As we meandered through the cobblestone streets in the crisp evening air towards the festivities, my excitement mounted as I walked past people wearing flashing headbands and toting glow sticks, only for it to quickly dissipate as I saw what was in front of me. There were throngs of people all huddled beneath the Archway under the Manhattan Bridge, an awesome location known to host an array of events, including viewings of the World Cup, but just not great for cramming hundreds of people underneath in order to put on a great laser light show.
I am so appreciative of events like these, especially when they take place in Brooklyn and are free to the public, and really do understand the time, effort, and money that goes into making it all happen, but I just couldn’t help leaving the event feeling underwhelmed.
As soon as a lights display show started, it was amazing to see how practically everyone, including myself (guilty as charged), took out their phones to photograph/record the show instead of watching it with our own two eyes. It reminded me of that really minor scene in The Sixth Sense when Haley Joel Osment’s character is in a school play and the moment it begins every single person in the crowd pulls out a camcorder (pre-iPhone) to capture their shining star on camera. When I catch myself doing this, I try to remember a line from the John Mayer song “3×5” that goes:
“Didn’t have a camera by my side this time
Hoping I would see the world through both my eyes”
It helps to remind me to put the technology down and enjoy the moment before it’s gone.
I also got the chance to attend the really cool Winter Flea + Holiday Market that is being brought indoors for these chilly winter months. I recently discovered that the normally outdoor Brooklyn Flea that takes place in both Fort Greene and Williamsburg every weekend, was setting up shop indoors as I walked past the empty, but massive shell of a space on 1000 Dean St. (the former Studebaker Service Station, purchased in 2012 by a joint venture between Brownstoner, BFC Partners and the Goldman Sachs Urban Investment Group designed to “become a hub of entrepreneurial activity.”) Upon first entering the dimly lit building, I found myself in a huge space where food vendors were cooking and with picnic tables set up for people to eat. There were also two ping pong tables for people to use free of charge, which I thought was pretty neat.

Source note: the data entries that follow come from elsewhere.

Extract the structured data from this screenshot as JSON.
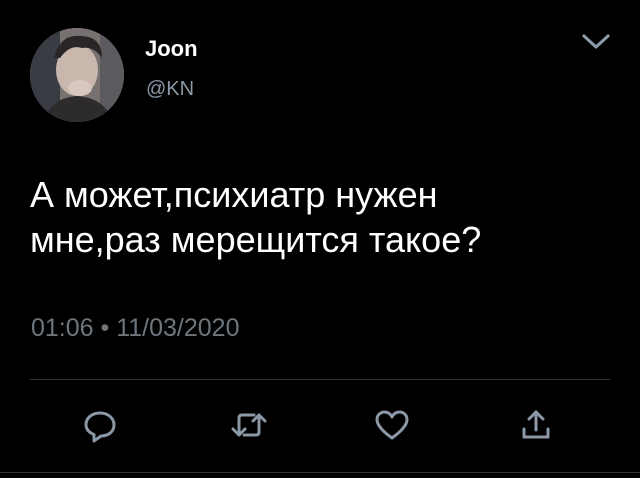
{
  "colors": {
    "background": "#000000",
    "text_primary": "#ffffff",
    "text_secondary": "#8b98a5",
    "icon": "#8b98a5",
    "divider": "#2f3336"
  },
  "author": {
    "display_name": "Joon",
    "handle": "@KN",
    "avatar": "avatar-photo"
  },
  "tweet": {
    "text": "А может,психиатр нужен\nмне,раз мерещится такое?",
    "timestamp": "01:06 • 11/03/2020"
  },
  "actions": [
    {
      "icon": "reply-icon"
    },
    {
      "icon": "retweet-icon"
    },
    {
      "icon": "heart-icon"
    },
    {
      "icon": "share-icon"
    }
  ],
  "menu": {
    "icon": "chevron-down-icon"
  }
}
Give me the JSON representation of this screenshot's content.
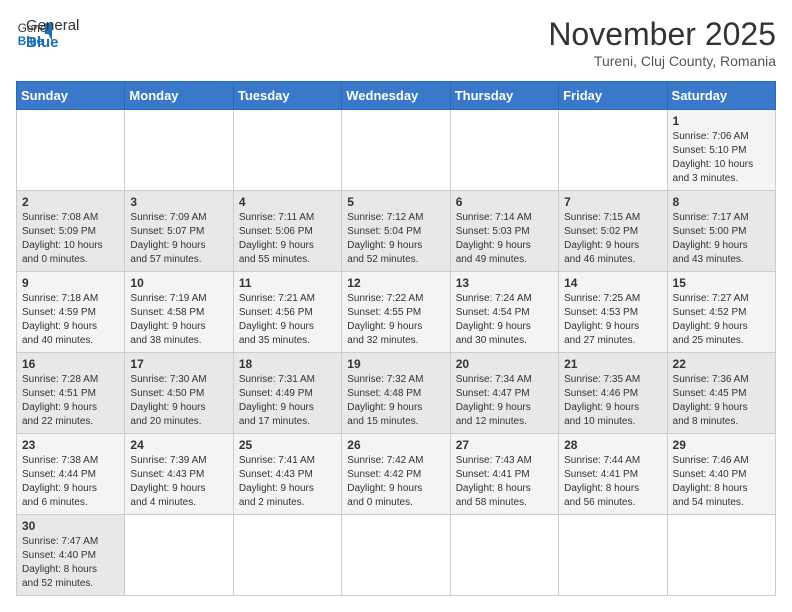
{
  "header": {
    "logo_general": "General",
    "logo_blue": "Blue",
    "month_title": "November 2025",
    "location": "Tureni, Cluj County, Romania"
  },
  "weekdays": [
    "Sunday",
    "Monday",
    "Tuesday",
    "Wednesday",
    "Thursday",
    "Friday",
    "Saturday"
  ],
  "weeks": [
    [
      {
        "day": "",
        "info": ""
      },
      {
        "day": "",
        "info": ""
      },
      {
        "day": "",
        "info": ""
      },
      {
        "day": "",
        "info": ""
      },
      {
        "day": "",
        "info": ""
      },
      {
        "day": "",
        "info": ""
      },
      {
        "day": "1",
        "info": "Sunrise: 7:06 AM\nSunset: 5:10 PM\nDaylight: 10 hours\nand 3 minutes."
      }
    ],
    [
      {
        "day": "2",
        "info": "Sunrise: 7:08 AM\nSunset: 5:09 PM\nDaylight: 10 hours\nand 0 minutes."
      },
      {
        "day": "3",
        "info": "Sunrise: 7:09 AM\nSunset: 5:07 PM\nDaylight: 9 hours\nand 57 minutes."
      },
      {
        "day": "4",
        "info": "Sunrise: 7:11 AM\nSunset: 5:06 PM\nDaylight: 9 hours\nand 55 minutes."
      },
      {
        "day": "5",
        "info": "Sunrise: 7:12 AM\nSunset: 5:04 PM\nDaylight: 9 hours\nand 52 minutes."
      },
      {
        "day": "6",
        "info": "Sunrise: 7:14 AM\nSunset: 5:03 PM\nDaylight: 9 hours\nand 49 minutes."
      },
      {
        "day": "7",
        "info": "Sunrise: 7:15 AM\nSunset: 5:02 PM\nDaylight: 9 hours\nand 46 minutes."
      },
      {
        "day": "8",
        "info": "Sunrise: 7:17 AM\nSunset: 5:00 PM\nDaylight: 9 hours\nand 43 minutes."
      }
    ],
    [
      {
        "day": "9",
        "info": "Sunrise: 7:18 AM\nSunset: 4:59 PM\nDaylight: 9 hours\nand 40 minutes."
      },
      {
        "day": "10",
        "info": "Sunrise: 7:19 AM\nSunset: 4:58 PM\nDaylight: 9 hours\nand 38 minutes."
      },
      {
        "day": "11",
        "info": "Sunrise: 7:21 AM\nSunset: 4:56 PM\nDaylight: 9 hours\nand 35 minutes."
      },
      {
        "day": "12",
        "info": "Sunrise: 7:22 AM\nSunset: 4:55 PM\nDaylight: 9 hours\nand 32 minutes."
      },
      {
        "day": "13",
        "info": "Sunrise: 7:24 AM\nSunset: 4:54 PM\nDaylight: 9 hours\nand 30 minutes."
      },
      {
        "day": "14",
        "info": "Sunrise: 7:25 AM\nSunset: 4:53 PM\nDaylight: 9 hours\nand 27 minutes."
      },
      {
        "day": "15",
        "info": "Sunrise: 7:27 AM\nSunset: 4:52 PM\nDaylight: 9 hours\nand 25 minutes."
      }
    ],
    [
      {
        "day": "16",
        "info": "Sunrise: 7:28 AM\nSunset: 4:51 PM\nDaylight: 9 hours\nand 22 minutes."
      },
      {
        "day": "17",
        "info": "Sunrise: 7:30 AM\nSunset: 4:50 PM\nDaylight: 9 hours\nand 20 minutes."
      },
      {
        "day": "18",
        "info": "Sunrise: 7:31 AM\nSunset: 4:49 PM\nDaylight: 9 hours\nand 17 minutes."
      },
      {
        "day": "19",
        "info": "Sunrise: 7:32 AM\nSunset: 4:48 PM\nDaylight: 9 hours\nand 15 minutes."
      },
      {
        "day": "20",
        "info": "Sunrise: 7:34 AM\nSunset: 4:47 PM\nDaylight: 9 hours\nand 12 minutes."
      },
      {
        "day": "21",
        "info": "Sunrise: 7:35 AM\nSunset: 4:46 PM\nDaylight: 9 hours\nand 10 minutes."
      },
      {
        "day": "22",
        "info": "Sunrise: 7:36 AM\nSunset: 4:45 PM\nDaylight: 9 hours\nand 8 minutes."
      }
    ],
    [
      {
        "day": "23",
        "info": "Sunrise: 7:38 AM\nSunset: 4:44 PM\nDaylight: 9 hours\nand 6 minutes."
      },
      {
        "day": "24",
        "info": "Sunrise: 7:39 AM\nSunset: 4:43 PM\nDaylight: 9 hours\nand 4 minutes."
      },
      {
        "day": "25",
        "info": "Sunrise: 7:41 AM\nSunset: 4:43 PM\nDaylight: 9 hours\nand 2 minutes."
      },
      {
        "day": "26",
        "info": "Sunrise: 7:42 AM\nSunset: 4:42 PM\nDaylight: 9 hours\nand 0 minutes."
      },
      {
        "day": "27",
        "info": "Sunrise: 7:43 AM\nSunset: 4:41 PM\nDaylight: 8 hours\nand 58 minutes."
      },
      {
        "day": "28",
        "info": "Sunrise: 7:44 AM\nSunset: 4:41 PM\nDaylight: 8 hours\nand 56 minutes."
      },
      {
        "day": "29",
        "info": "Sunrise: 7:46 AM\nSunset: 4:40 PM\nDaylight: 8 hours\nand 54 minutes."
      }
    ],
    [
      {
        "day": "30",
        "info": "Sunrise: 7:47 AM\nSunset: 4:40 PM\nDaylight: 8 hours\nand 52 minutes."
      },
      {
        "day": "",
        "info": ""
      },
      {
        "day": "",
        "info": ""
      },
      {
        "day": "",
        "info": ""
      },
      {
        "day": "",
        "info": ""
      },
      {
        "day": "",
        "info": ""
      },
      {
        "day": "",
        "info": ""
      }
    ]
  ]
}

I continued on to a long hallway with rows of tables set up on each side and more food vendors selling their homemade goodies with everything from hot sauce to salsa to all types of pie. Finally, I made it to the third room with all of the other vendors who sold clothing, furniture, and artwork, amongst other awesome little finds. It was quite the sight to see what it looks like inside because I’d never been there before and did not even realize such a huge space was even there! I just appreciate that it was all brought inside so that people don’t have to shop in the blistering winter cold. The variety was immense and it was fun to be able to look around at everything that was being sold. Old leather jackets? Check. Jewelry fabricated from repurposed vinyl records? Check. Vintage wool hats made during a time when people’s heads were much smaller? Check and check. You could spend hours here getting lost in everything, and the vendors are usually eager to tell you the story behind this piece or that, but I did walk away empty handed, having been satisfied with just window shopping, for the moment. Having something like this come to Crown Heights, a neighborhood near and dear to my heart, along with Berg’n, a massive burger and beer hall also brought to you by the same minds who put this flea market and the weekend food festival, Smorgasburg together is something I don’t think I could’ve ever predicted just 5 years ago, but so far I find it intriguing.
While on the plus side, I won’t have to travel as far to visit the Brooklyn Flea because it’s a cool place to look for gifts for the upcoming holidays (yay!), I’m curious to see where this goes and how this will affect Crown Heights, but in the meantime I definitely recommend stopping and checking it all out for yourself!